Regulatory proteins and epigenetic mechanisms including DNA methylation and histone modifications tightly control gene expression. Numerous studies have demonstrated that DNA methylation is dynamically regulated in post-mitotic neurons and critically impacts functions such as memory and synaptic plasticity. Our earliest findings revealed aberrant localization of the methylation enzyme DNMT1 in the cytoplasm of neuronal cells as a result of its interaction with aggregated alpha-synuclein, which accumulates in Lewy Bodies and is a major pathological hallmark of Parkinson’s disease (PD). This abnormal localization was associated with global and gene-specific changes in DNA methylation.
Our subsequent study identifying concordant methylation changes in brain tissue and blood from PD cases (Epigenetics 2013 8(10): 1030) encouraged our exploration of methylation signatures as potential biomarkers for PD diagnosis and/or to monitor disease-modifying therapies.
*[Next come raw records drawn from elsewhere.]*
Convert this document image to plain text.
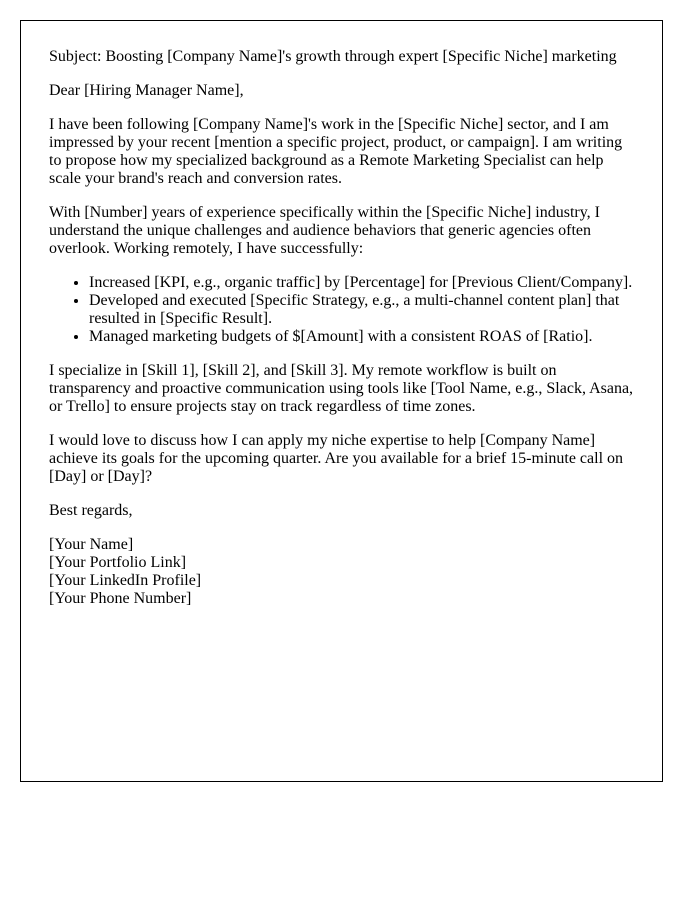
Subject: Boosting [Company Name]'s growth through expert [Specific Niche] marketing

Dear [Hiring Manager Name],

I have been following [Company Name]'s work in the [Specific Niche] sector, and I am impressed by your recent [mention a specific project, product, or campaign]. I am writing to propose how my specialized background as a Remote Marketing Specialist can help scale your brand's reach and conversion rates.

With [Number] years of experience specifically within the [Specific Niche] industry, I understand the unique challenges and audience behaviors that generic agencies often overlook. Working remotely, I have successfully:

• Increased [KPI, e.g., organic traffic] by [Percentage] for [Previous Client/Company].
• Developed and executed [Specific Strategy, e.g., a multi-channel content plan] that resulted in [Specific Result].
• Managed marketing budgets of $[Amount] with a consistent ROAS of [Ratio].

I specialize in [Skill 1], [Skill 2], and [Skill 3]. My remote workflow is built on transparency and proactive communication using tools like [Tool Name, e.g., Slack, Asana, or Trello] to ensure projects stay on track regardless of time zones.

I would love to discuss how I can apply my niche expertise to help [Company Name] achieve its goals for the upcoming quarter. Are you available for a brief 15-minute call on [Day] or [Day]?

Best regards,

[Your Name]

[Your Portfolio Link]

[Your LinkedIn Profile]

[Your Phone Number]
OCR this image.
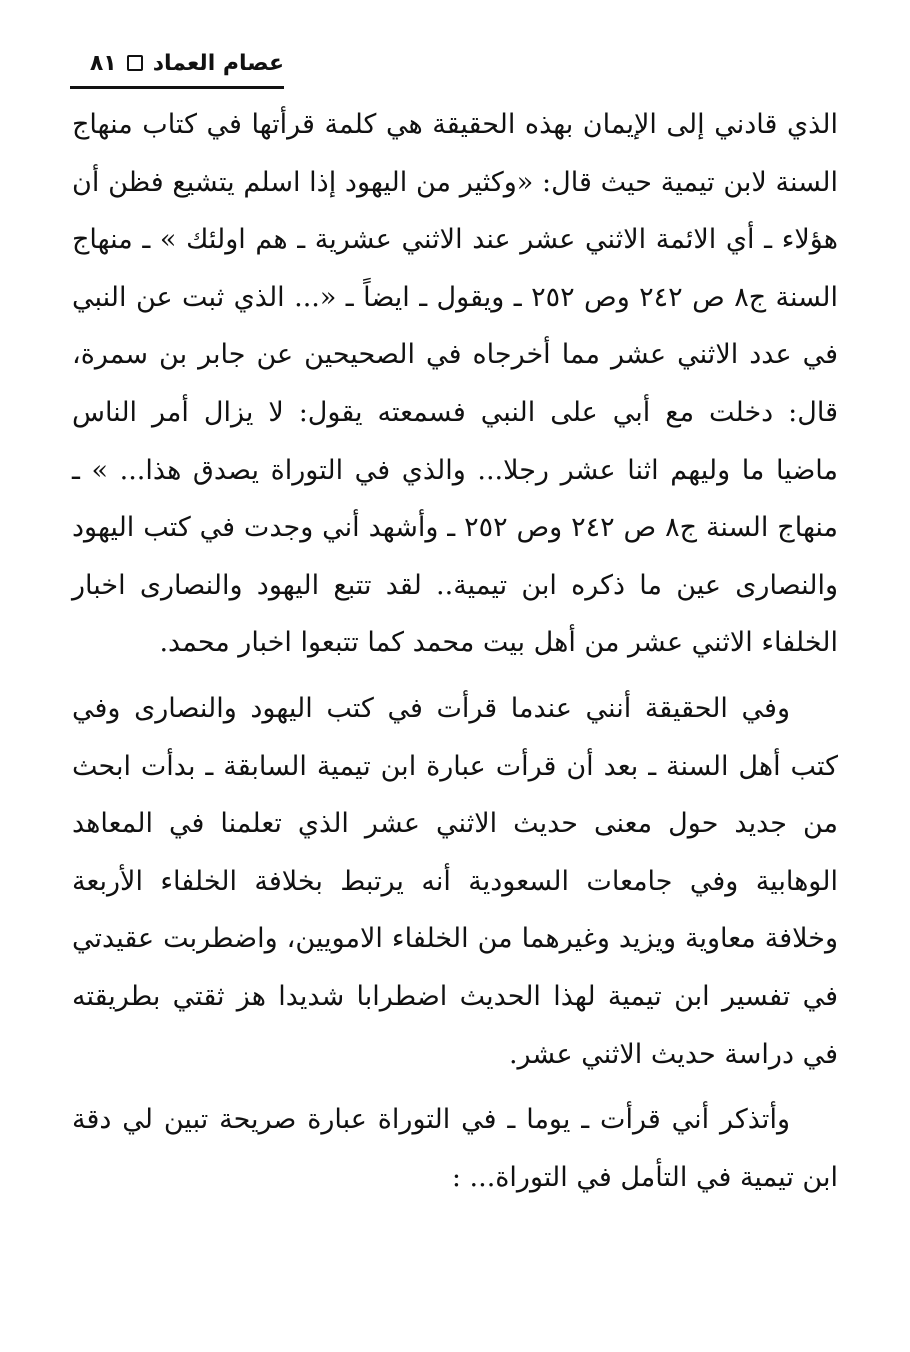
عصام العماد
٨١

الذي قادني إلى الإيمان بهذه الحقيقة هي كلمة قرأتها في كتاب منهاج السنة لابن تيمية حيث قال: «وكثير من اليهود إذا اسلم يتشيع فظن أن هؤلاء ـ أي الائمة الاثني عشر عند الاثني عشرية ـ هم اولئك » ـ منهاج السنة ج٨ ص ٢٤٢ وص ٢٥٢ ـ ويقول ـ ايضاً ـ «... الذي ثبت عن النبي في عدد الاثني عشر مما أخرجاه في الصحيحين عن جابر بن سمرة، قال: دخلت مع أبي على النبي فسمعته يقول: لا يزال أمر الناس ماضيا ما وليهم اثنا عشر رجلا... والذي في التوراة يصدق هذا... » ـ منهاج السنة ج٨ ص ٢٤٢ وص ٢٥٢ ـ وأشهد أني وجدت في كتب اليهود والنصارى عين ما ذكره ابن تيمية.. لقد تتبع اليهود والنصارى اخبار الخلفاء الاثني عشر من أهل بيت محمد كما تتبعوا اخبار محمد.

وفي الحقيقة أنني عندما قرأت في كتب اليهود والنصارى وفي كتب أهل السنة ـ بعد أن قرأت عبارة ابن تيمية السابقة ـ بدأت ابحث من جديد حول معنى حديث الاثني عشر الذي تعلمنا في المعاهد الوهابية وفي جامعات السعودية أنه يرتبط بخلافة الخلفاء الأربعة وخلافة معاوية ويزيد وغيرهما من الخلفاء الامويين، واضطربت عقيدتي في تفسير ابن تيمية لهذا الحديث اضطرابا شديدا هز ثقتي بطريقته في دراسة حديث الاثني عشر.

وأتذكر أني قرأت ـ يوما ـ في التوراة عبارة صريحة تبين لي دقة ابن تيمية في التأمل في التوراة... :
We are currently expanding our research by profiling larger cohorts of PD patients and control subjects, including longitudinal blood samples from the Harvard Biomarkers Study and the Parkinson’s Progression Markers Initiative. These efforts, supported by generous grants from the Michael J Fox Foundation, have already identified multiple pathways affected by epigenetic alterations that may contribute to disease progression and pathology, and which may be associated with responses to dopamine replacement therapy.